Mientras bajaba y se inclinaba hacia el asiento posterior, cargando a duras penas al bebe, pude ver todo el contorno de los senos morenos y algo venosos que había tocado mi compadre en el hospital. Luego esperé que ella se alejara y entrara a un hotelito de mala muerte donde se estaba alojando por el tiempo que visitaba al sargento y seguramente sin saber que la esposa de éste, la verdadera, hacía los trámites en Lima para que trasladen al marido al Hospital de Policía y le den el dinero que le había prometido el Ministerio. 
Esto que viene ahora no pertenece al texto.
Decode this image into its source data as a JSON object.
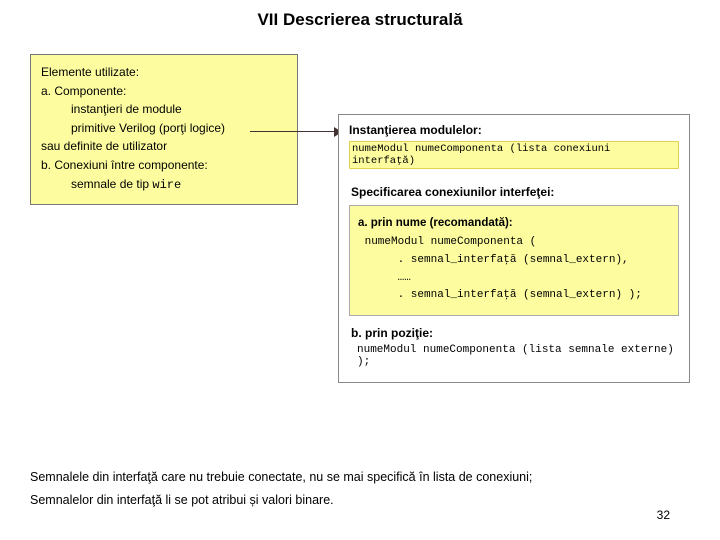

Al día siguiente, yo volvería muy temprano a encontrar de casualidad camino al hospital a la mujer de ese sargento que casi no se inmutó al saber de la muerte de su hermano, pero, quién sabe, se iba a volver un demonio si alguien le quitaba alguna de sus mujeres. Como me dijo el gordo Gamarra apenas le conté todo por teléfono,  en eso tampoco habrá un “mejor” momento para enterarse y me quedaba muy poco tiempo antes que el desgraciado se recupere.

Un miedo rico y frío me humedecía las axilas.